For clusters connected over a public network:

  1. Check whether a public IP is bound to the cluster or a public NAT gateway is configured.
  2. Check whether the outbound traffic of the cluster security group is allowed. To perform access control on the outbound traffic, contact technical support to obtain the destination IP and port number.
  3. After rectifying network faults, delete the existing proxy-agent pods to rebuild pods. Check whether the logs of the new pods contain "Start serving".

    kubectl -n kube-system logs proxy-agent-*** | grep "Start serving"

  4. If desired logs are printed, refresh the UCS console page and check whether the cluster is properly connected.

For clusters connected over a private network:

  1. Check whether the outbound traffic of the cluster security group is allowed. To perform access control on the outbound traffic, contact technical support to obtain the destination IP and port number.
  2. Rectify the network connection faults between the cluster and UCS or IDC.

    Refer to the following guides according to your network connection type:

  3. Rectify the VPC endpoint fault. The VPC endpoint status must be Accepted. If the VPC endpoint is deleted by mistake, create one again. For details, see How Do I Restore a Deleted VPC Endpoint for a Cluster Connected Over a Private Network?.

    Figure 1 Checking the VPC endpoint status

  4. After rectifying network faults, delete the existing proxy-agent pods to rebuild pods. Check whether the logs of the new pods contain "Start serving".

    kubectl -n kube-system logs proxy-agent-*** | grep "Start serving"

  5. If desired logs are printed, refresh the UCS console page and check whether the cluster is properly connected.

Check Item 3: Cluster Authentication Information Changes

If the error message "cluster responded with non-successful status: [401][Unauthorized]" is displayed, the IAM network connection may be faulty, according to the /var/paas/sys/log/kubernetes/auth-server.log of the three master nodes in the cluster. Ensure that the IAM domain name resolution and the IAM service connectivity are normal.

The common issue logs are as follows:

  • Failed to authenticate token: *******: dial tcp: lookup iam.myhuaweicloud.com on *.*.*.*:53: no such host

    This log indicates that the node is not capable of resolving iam.myhuaweicloud.com. Configure the corresponding domain name resolution by referring to Preparing for Installation.

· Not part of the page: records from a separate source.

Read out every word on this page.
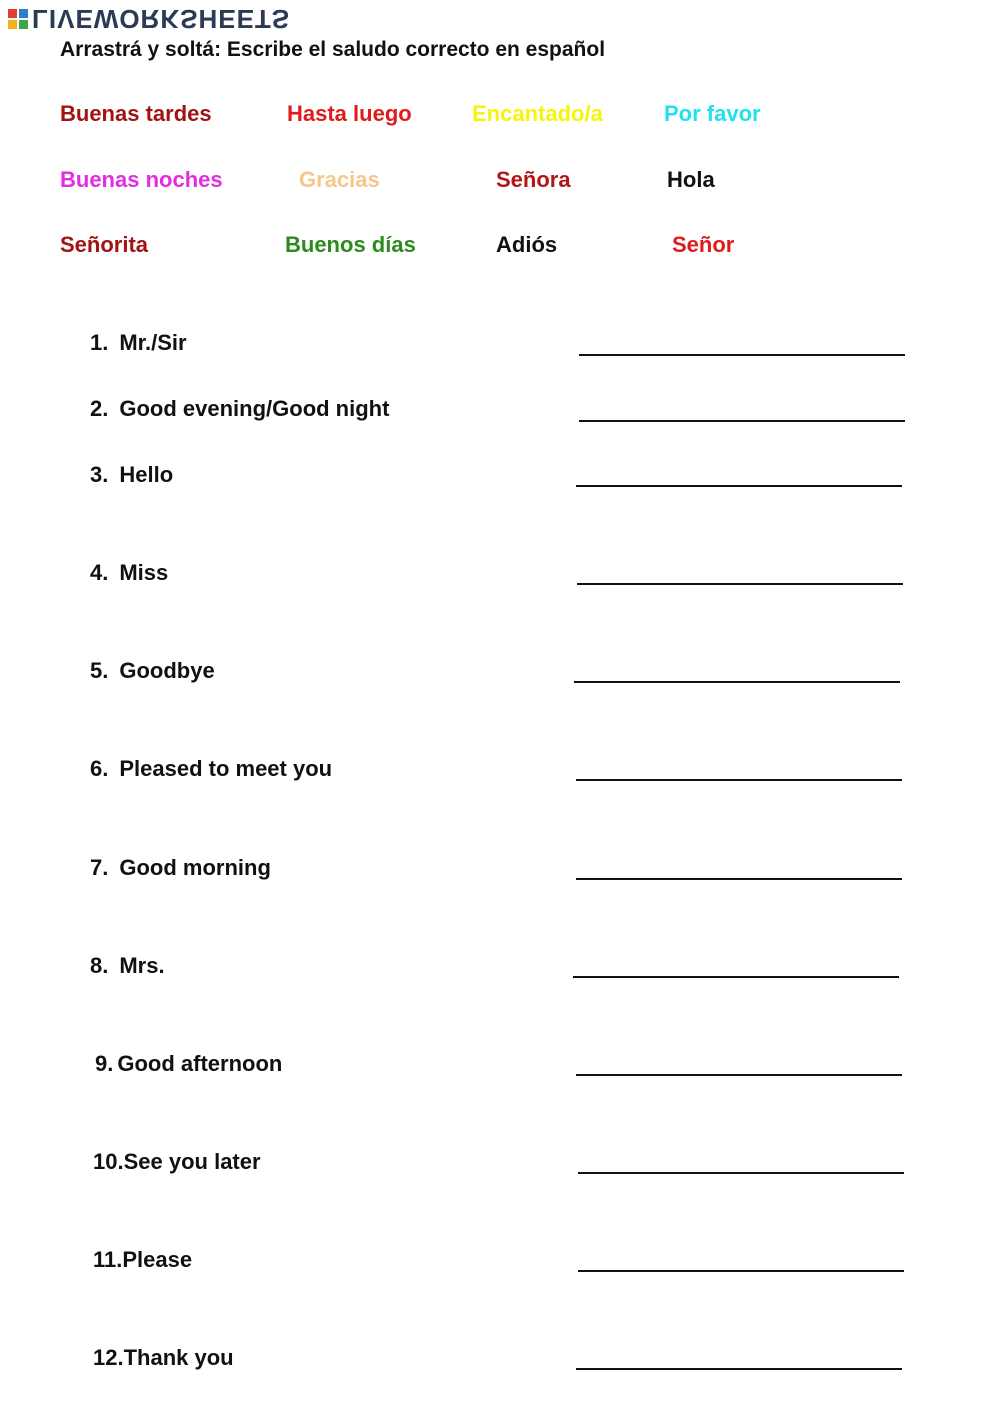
LIVEWORKSHEETS
Arrastrá y soltá: Escribe el saludo correcto en español
Buenas tardes	Hasta luego	Encantado/a	Por favor
Buenas noches	Gracias	Señora	Hola
Señorita	Buenos días	Adiós	Señor
1. Mr./Sir
2. Good evening/Good night
3. Hello
4. Miss
5. Goodbye
6. Pleased to meet you
7. Good morning
8. Mrs.
9. Good afternoon
10.See you later
11.Please
12.Thank you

  • Failed to authenticate token: Get *******: dial tcp *.*.*.*:443: i/o timeout

    This log indicates that the node's access to IAM times out. Ensure that the node can communicate with IAM properly.

  • currently only supports Agency token

    This log indicates that the request is not initiated by UCS. Currently, on-premises clusters can only be connected to UCS using IAM tokens.

  • IAM assumed user has no authorization/iam assumed user should allowed by TEAdmin

    This log indicates that the connection between UCS and the cluster is abnormal. Contact Huawei technical support for troubleshooting.

  • Failed to authenticate token: token expired, please acquire a new token

    This log indicates that the token has expired. Run the date command to check whether the time difference is too large. If yes, synchronize the time and check whether the cluster is working. If the fault persists for a long time, you may need to reinstall the cluster. In this case, contact Huawei technical support.

After the preceding problem is resolved, run the crictl ps | grep auth | awk '{print $1}' | xargs crictl stop command to restart the auth-server container.